Bill Sinclair, CEO of Neighbourhood Group Community Services, a Toronto-based social agency whose services include harm reduction, and Laila Bellony, a harm reduction manager in Toronto, told Canadian Affairs in January 2025 that HART Hubs should complement, not replace, supervised consumption sites, since they serve different populations along the continuum of drug use.
“I don’t think it’s an either-or,” said Sinclair. “I think it’s an ‘and’ situation.”
Federal consultation feedback confirms harm reduction is often constrained by fragmented funding and weaker links to treatment and housing systems.
Moniz, from the University of Lisbon, notes that Canada has partially adopted the language and approaches of Portugal’s drug policy. But politics often obstruct the shift to a public health oriented framework.
“[Canadian politicians] are less worried about solving the public health crisis and more concerned with the political crisis,” he said, noting politicians will undermine evidence-based policies for fear of a public backlash.
Social pressures
While Portugal has in many ways become the global gold standard for drug policy, it too faces challenges. Many are of its own making.
Mascarenhas says, anecdotally, the population of people using drugs problematically is rising. “The number keeps growing very quickly,” she said. “The [number of] people living in the streets is increasing.”

Cardoso, of ICAD, says funding constraints have made it harder for high-risk users to access treatment over the past decade. “These days, we have lots of difficulties,” he said.
“We have lots of people waiting … [to] enter into the treatment process.”
Shrinking referral networks and long waitlists mean Dissuasion Commissions increasingly struggle to offer concrete alternatives to problematic drug use.
“They [offer] psychological support and try to say to the persons … how to use drugs more safely,” said Trombetta. “But there’s a big problem of access, especially for mental health.”
Upstream funding gaps are now visible in harm reduction centres as well.
GAT’s outdoor supervised inhalation area was closed after demand outpaced what the centre could safely manage. With insufficient funding, the service was eliminated rather than run unsafely, says Giada Milandri, a harm reduction worker at GAT.
The centre still distributes safe drug consumption kits, which contain citric acid, alcohol, sterile water, cups, needles and condoms. But Milandri says budget cuts have forced the centre to stop providing pipes for smoking crack.
Without access to clean pipes, users are at greater risk of burns, infections and transmitting diseases.
“They’re kind of dismantling [public health care] slowly,” said Mascarenhas, the GAT nurse.
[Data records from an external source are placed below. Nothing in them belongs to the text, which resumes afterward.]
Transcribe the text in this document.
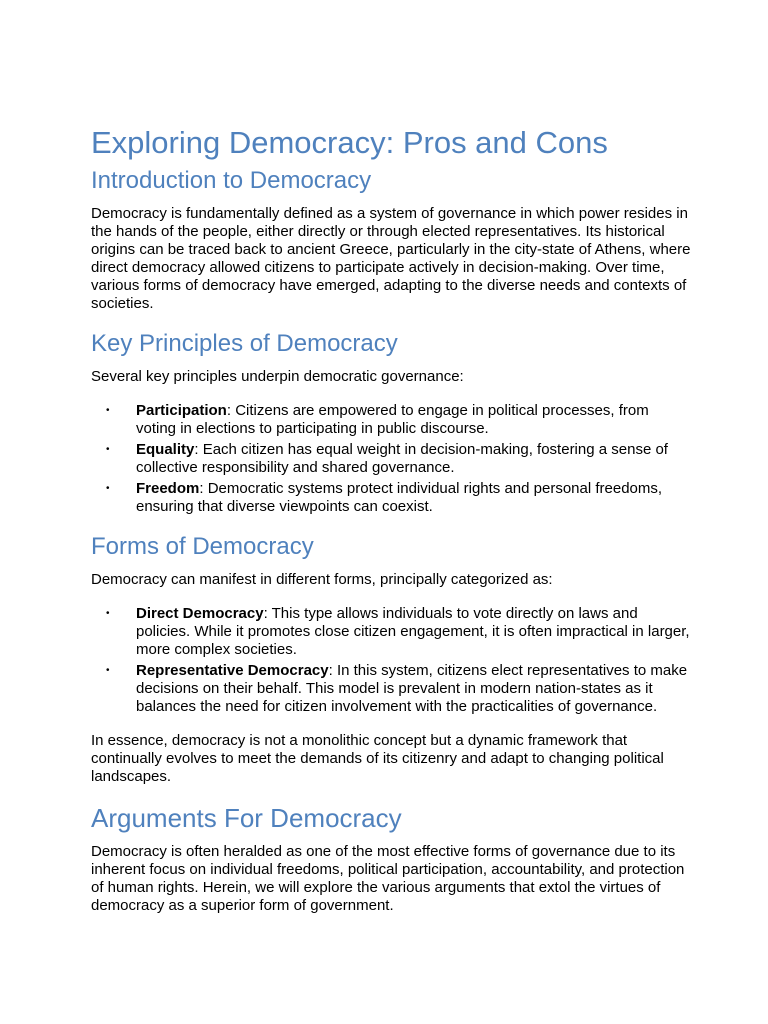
Exploring Democracy: Pros and Cons
Introduction to Democracy

Democracy is fundamentally defined as a system of governance in which power resides in the hands of the people, either directly or through elected representatives. Its historical origins can be traced back to ancient Greece, particularly in the city-state of Athens, where direct democracy allowed citizens to participate actively in decision-making. Over time, various forms of democracy have emerged, adapting to the diverse needs and contexts of societies.

Key Principles of Democracy

Several key principles underpin democratic governance:

• Participation: Citizens are empowered to engage in political processes, from voting in elections to participating in public discourse.
• Equality: Each citizen has equal weight in decision-making, fostering a sense of collective responsibility and shared governance.
• Freedom: Democratic systems protect individual rights and personal freedoms, ensuring that diverse viewpoints can coexist.
Forms of Democracy

Democracy can manifest in different forms, principally categorized as:

• Direct Democracy: This type allows individuals to vote directly on laws and policies. While it promotes close citizen engagement, it is often impractical in larger, more complex societies.
• Representative Democracy: In this system, citizens elect representatives to make decisions on their behalf. This model is prevalent in modern nation-states as it balances the need for citizen involvement with the practicalities of governance.

In essence, democracy is not a monolithic concept but a dynamic framework that continually evolves to meet the demands of its citizenry and adapt to changing political landscapes.

Arguments For Democracy

Democracy is often heralded as one of the most effective forms of governance due to its inherent focus on individual freedoms, political participation, accountability, and protection of human rights. Herein, we will explore the various arguments that extol the virtues of democracy as a superior form of government.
Such changes affect individuals like the young woman Canadian Affairs met at GAT, who described her use of crack as a fleeting escape.
“I had a very nice life before,” the woman said. “I speak four languages, university, all of it. But when I used to snort coke, you know, with my friends, we [would] go out to techno parties, snort coke, ketamine, pills, MDMA — whatever, it’s fine. It’s all good.
“When you speak about changing the coke for the stone, it’s like a different world.”
The woman said the grip of addiction comes from the tiny relief it offers.
“No one goes to buy a stone of crack with a smile on their face,” she said. “It’s an emptiness inside. It’s a hole. You just go and buy it to have a little sensation of peace for just microseconds. And then it’s back to the chaos.”